In his second quarterly column for Prostatepedia, he updates us on American policies impacting prostate cancer patients.

Not a member? Join us.

In my last column, I shared news about our annual fly-in day, the ZERO Prostate Cancer Summit, and the major research funding victory on Capitol Hill for prostate cancer advocates. Congress had just earmarked $90 million for the Prostate Cancer Research Program (PCRP) in the FY17 budget as part of the Defense Appropriations Bill – a $10M increase over last year. This is the program’s first funding increase in more than a decade.

So, what does this funding upgrade mean for prostate cancer patients? More research and innovation directed at a cure? Yes. The additional $10M will fund several additional projects; new research that could lead to more treatments and save lives.

The Department of Defense’s (DoD) medical research programs are an epicenter for groundbreaking research. In the last six years, the Prostate Cancer Research Program has awarded grants that have led to three new, life-extending treatments: ZYTIGA (abiraterone acetate), Xtandi (enzalutamide), and XGEVA (denosumab), as well as a genetic diagnosis profile to determine aggressive disease. The program has awarded more than 50 prostate cancer research grants in the last year alone.
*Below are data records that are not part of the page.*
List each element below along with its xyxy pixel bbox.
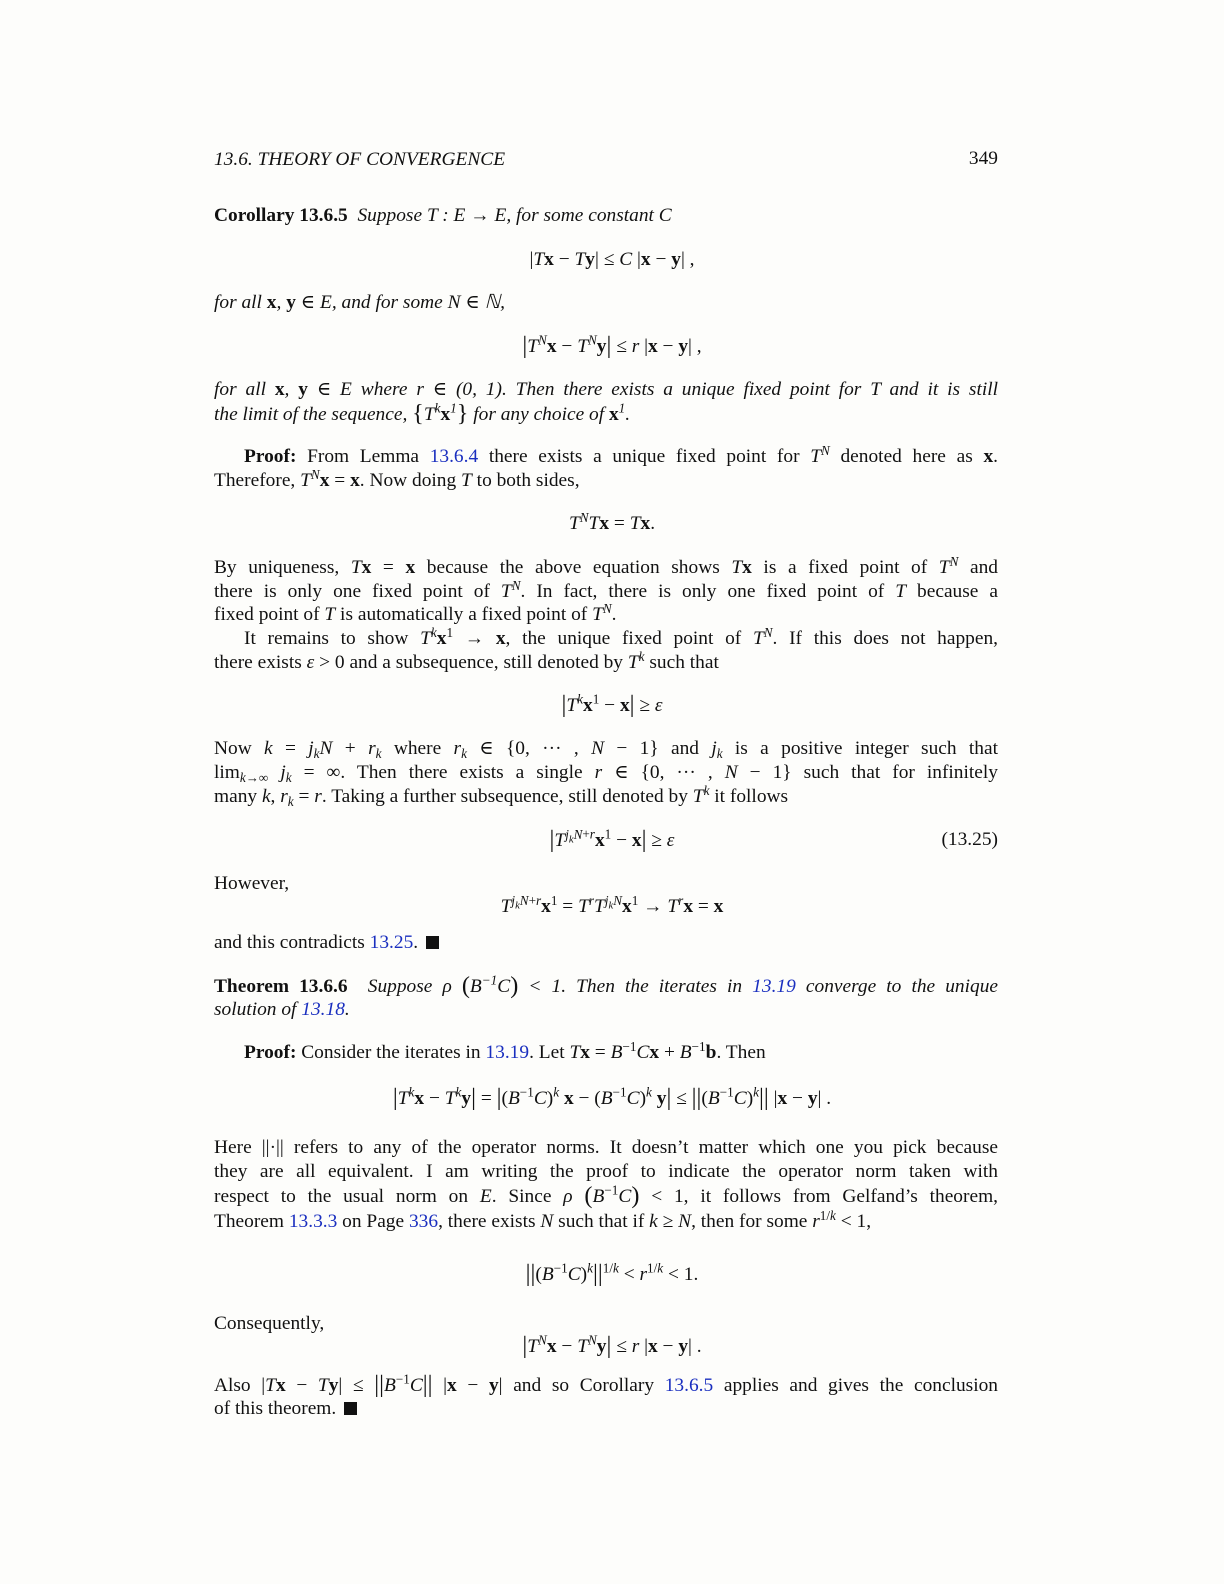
theorem-statement-line2: solution of 13.18. bbox=[214, 999, 350, 1020]
proof1-line2: Therefore, $T^Nx = x$. Now doing T to both sides, bbox=[214, 466, 580, 491]
page-number: 349 bbox=[968, 148, 998, 169]
gelfand-theorem-link[interactable]: 13.3.3 bbox=[288, 1211, 338, 1232]
theorem-solution-link[interactable]: 13.18 bbox=[301, 999, 345, 1020]
proof1-line7: there exists ε > 0 and a subsequence, still denoted by $T^k$ such that bbox=[214, 648, 719, 673]
corollary-statement-line3: for all x, y ∈ E where r ∈ (0, 1). Then there exists a unique fixed point for T and it is still bbox=[214, 379, 999, 400]
page-link[interactable]: 336 bbox=[408, 1211, 439, 1232]
equation-consequence: $|T^Nx - T^Ny| \le r$ |x − y| . bbox=[522, 1332, 702, 1359]
theorem-statement-line1: Theorem 13.6.6 Suppose ρ $(B^{-1}C) < 1$. Then the iterates in 13.19 converge to the unique bbox=[214, 972, 998, 999]
equation-limit: $T^{j_kN+r}x^1 = T^rT^{j_kN}x^1 \to T^rx = x$ bbox=[500, 892, 724, 917]
corollary-statement-line1: Corollary 13.6.5 Suppose T : E → E, for some constant C bbox=[214, 205, 672, 226]
equation-contraction-n: $|T^Nx - T^Ny| \le r$ |x − y| , bbox=[522, 332, 702, 359]
proof1-conclusion: and this contradicts 13.25. bbox=[214, 931, 998, 955]
proof2-line3: they are all equivalent. I am writing the proof to indicate the operator norm taken with bbox=[214, 1161, 998, 1182]
proof2-line1: Proof: Consider the iterates in 13.19. Let $Tx = B^{-1}Cx + B^{-1}b$. Then bbox=[244, 1038, 766, 1063]
theorem-iterates-link[interactable]: 13.19 bbox=[752, 975, 796, 997]
corollary-statement-line2: for all x, y ∈ E, and for some N ∈ ℕ, bbox=[214, 292, 506, 313]
proof2-line5: Theorem 13.3.3 on Page 336, there exists N such that if k ≥ N, then for some $r^{1/k} < 1$, bbox=[214, 1207, 872, 1232]
corollary-link[interactable]: 13.6.5 bbox=[664, 1374, 714, 1396]
qed-square bbox=[426, 936, 439, 949]
proof2-line4: respect to the usual norm on E. Since ρ $(B^{-1}C) < 1$, it follows from Gelfand’s theorem, bbox=[214, 1182, 998, 1209]
qed-square bbox=[344, 1402, 357, 1415]
proof1-line4: there is only one fixed point of $T^N$. In fact, there is only one fixed point of T because a bbox=[214, 577, 998, 602]
proof2-consequently: Consequently, bbox=[214, 1313, 325, 1334]
equation-subsequence: $|T^kx^1 - x| \ge \varepsilon$ bbox=[561, 691, 663, 718]
proof2-line2: Here ||·|| refers to any of the operator norms. It doesn’t matter which one you pick because bbox=[214, 1137, 998, 1158]
equation-gelfand: $||(B^{-1}C)^k||^{1/k} < r^{1/k} < 1$. bbox=[525, 1260, 699, 1287]
proof1-line5: fixed point of T is automatically a fixed point of $T^N$. bbox=[214, 600, 617, 625]
equation-lipschitz: |Tx − Ty| ≤ C |x − y| , bbox=[529, 249, 695, 270]
proof1-however: However, bbox=[214, 873, 290, 894]
corollary-statement-line4: the limit of the sequence, $\{T^kx^1\}$ for any choice of $x^1$. bbox=[214, 400, 631, 427]
equation-link[interactable]: 13.25 bbox=[369, 932, 414, 953]
proof1-line8: Now $k = j_kN + r_k$ where $r_k$ ∈ {0, ··· , N − 1} and $j_k$ is a positive integer such that bbox=[214, 738, 998, 761]
proof1-line6: It remains to show $T^kx^1 \to x$, the unique fixed point of $T^N$. If this does not happen, bbox=[244, 624, 999, 649]
proof1-line1: Proof: From Lemma 13.6.4 there exists a unique fixed point for $T^N$ denoted here as x. bbox=[244, 442, 998, 467]
corollary-label: Corollary 13.6.5 bbox=[214, 205, 348, 226]
theorem-label: Theorem 13.6.6 bbox=[214, 975, 348, 997]
proof1-line9: $\lim_{k\to\infty} j_k$ = ∞. Then there exists a single r ∈ {0, ··· , N − 1} such that for infinitely bbox=[214, 762, 998, 785]
equation-number: (13.25) bbox=[941, 829, 998, 850]
proof2-line6: Also $|Tx - Ty| \le ||B^{-1}C||$ |x − y| and so Corollary 13.6.5 applies and gives the conclusion bbox=[214, 1371, 998, 1398]
lemma-link[interactable]: 13.6.4 bbox=[429, 446, 479, 467]
running-header: 13.6. THEORY OF CONVERGENCE bbox=[214, 149, 506, 170]
proof1-line3: By uniqueness, Tx = x because the above equation shows Tx is a fixed point of $T^N$ and bbox=[214, 553, 998, 578]
equation-tn-tx: $T^NTx = Tx$. bbox=[568, 509, 656, 534]
proof2-line7: of this theorem. bbox=[214, 1397, 998, 1421]
proof1-line10: many k, $r_k = r$. Taking a further subsequence, still denoted by $T^k$ it follows bbox=[214, 782, 789, 809]
equation-operator-norm: $|T^kx - T^ky| = |(B^{-1}C)^k$ $x - (B^{-1}C)^k$ $y| \le ||(B^{-1}C)^k||$ |x − y| . bbox=[392, 1084, 832, 1111]
proof2-iterates-link[interactable]: 13.19 bbox=[485, 1042, 530, 1063]
equation-13-25: $|T^{j_kN+r}x^1 - x| \ge \varepsilon$ (13.25) bbox=[549, 826, 998, 853]
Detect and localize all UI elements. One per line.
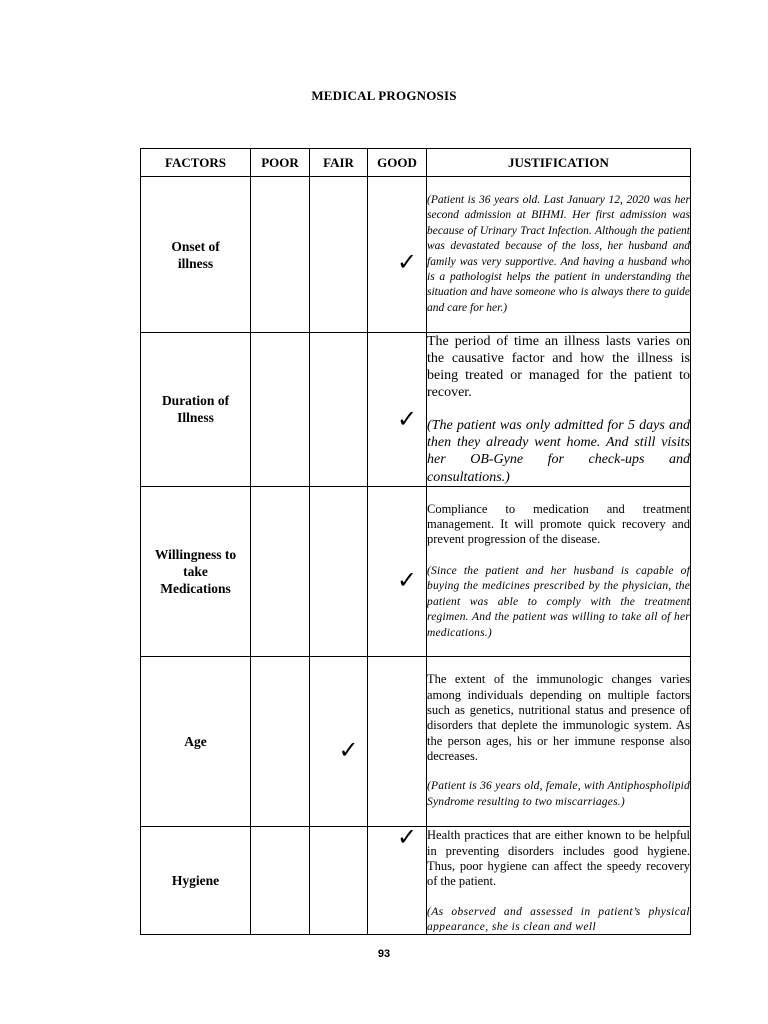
factor-line: Onset of	[171, 238, 220, 254]
justification-note: (The patient was only admitted for 5 days and then they already went home. And still visits her OB-Gyne for check-ups and consultations.)	[427, 418, 690, 485]
justification-note: (Since the patient and her husband is capable of buying the medicines prescribed by the physician, the patient was able to comply with the treatment regimen. And the patient was willing to take all of her medications.)	[427, 564, 690, 639]
justification-note: (As observed and assessed in patient’s physical appearance, she is clean and well	[427, 905, 690, 933]
fair-cell	[310, 656, 368, 826]
table-row	[141, 177, 691, 333]
prognosis-table	[140, 148, 691, 935]
factor-line: Hygiene	[171, 872, 220, 888]
good-cell	[368, 333, 427, 487]
header-good: GOOD	[368, 149, 427, 177]
table-header-row	[141, 149, 691, 177]
fair-cell	[310, 177, 368, 333]
justification-clip	[427, 828, 690, 932]
justification-text: Health practices that are either known to be helpful in preventing disorders includes good hygiene. Thus, poor hygiene can affect the speedy recovery of the patient.	[427, 828, 690, 889]
factor-line: Duration of	[161, 393, 230, 409]
factor-cell	[141, 333, 251, 487]
factor-cell	[141, 656, 251, 826]
factor-cell	[141, 177, 251, 333]
table-row	[141, 656, 691, 826]
fair-cell	[310, 486, 368, 656]
fair-cell	[310, 333, 368, 487]
factor-line: Medications	[160, 580, 231, 596]
justification-note: (Patient is 36 years old, female, with Antiphospholipid Syndrome resulting to two miscarriages.)	[427, 780, 690, 808]
good-cell	[368, 486, 427, 656]
poor-cell	[251, 333, 310, 487]
header-factors: FACTORS	[141, 149, 251, 177]
factor-line: Age	[184, 733, 207, 749]
factor-line: take	[183, 563, 208, 579]
poor-cell	[251, 486, 310, 656]
fair-cell	[310, 826, 368, 934]
page-title: MEDICAL PROGNOSIS	[311, 88, 457, 103]
check-mark-icon: ✓	[396, 822, 418, 851]
good-cell	[368, 822, 427, 934]
header-justification: JUSTIFICATION	[427, 149, 691, 177]
justification-cell	[427, 486, 691, 656]
check-mark-icon: ✓	[396, 404, 418, 433]
factor-line: Willingness to	[154, 546, 237, 562]
justification-text: (Patient is 36 years old. Last January 12, 2020 was her second admission at BIHMI. Her first admission was because of Urinary Tract Infection. Although the patient was devastated because of the loss, her husband and family was very supportive. And having a husband who is a pathologist helps the patient in understanding the situation and have someone who is always there to guide and care for her.)	[427, 193, 690, 314]
good-cell	[368, 656, 427, 826]
justification-cell	[427, 333, 691, 487]
table-row	[141, 826, 691, 934]
poor-cell	[251, 177, 310, 333]
header-poor: POOR	[251, 149, 310, 177]
poor-cell	[251, 656, 310, 826]
factor-line: illness	[177, 255, 214, 271]
page-number: 93	[377, 948, 391, 960]
check-mark-icon: ✓	[338, 735, 359, 764]
justification-cell	[427, 826, 691, 934]
factor-line: Illness	[177, 410, 214, 426]
good-cell	[368, 177, 427, 333]
justification-cell	[427, 656, 691, 826]
factor-cell	[141, 486, 251, 656]
factor-cell	[141, 826, 251, 934]
header-fair: FAIR	[310, 149, 368, 177]
justification-text: The period of time an illness lasts varies on the causative factor and how the illness is being treated or managed for the patient to recover.	[427, 334, 690, 400]
check-mark-icon: ✓	[396, 565, 418, 594]
justification-text: The extent of the immunologic changes varies among individuals depending on multiple factors such as genetics, nutritional status and presence of disorders that deplete the immunologic system. As the person ages, his or her immune response also decreases.	[427, 672, 690, 763]
table-row	[141, 333, 691, 487]
table-row	[141, 486, 691, 656]
justification-cell	[427, 177, 691, 333]
poor-cell	[251, 826, 310, 934]
check-mark-icon: ✓	[396, 248, 418, 276]
justification-text: Compliance to medication and treatment management. It will promote quick recovery and prevent progression of the disease.	[427, 501, 690, 547]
In addition to funding critical research, the DoD program created a peer-review model, which brings patients into the R&D process, helping choose which ideas to fund. The program also created the Prostate Cancer Clinical Trials Consortium (PCCTC), collaboration between several top cancer centers in the U.S. The Consortium creates a knowledge center and makes conducting clinical trials more efficient and cost-effective, speeding up the pipeline for potential therapies. As a result of these programs, treatments for prostate cancer are no longer isolated to a laboratory, but instead are created with feedback from the prostate cancer community.

The outlook for continued funding of the DoD’s PCRP is positive. Just prior to the July 4th recess, the House Appropriations Committee approved the FY18 Defense Appropriations Bill, which preserves the $90M annually for prostate cancer research. This is a step in the right direction thanks to the dedication of prostate cancer advocates and champions in Congress.

ZERO will fight every year to ensure that this critical research funding remains in the DoD’s budget. The PCRP has a clear impact on prostate cancer, and thanks to the increased funding, we’re one step closer to a much-needed cure. I hope that you’ll join us to advocate for the PCRP and similar programs to help end prostate cancer.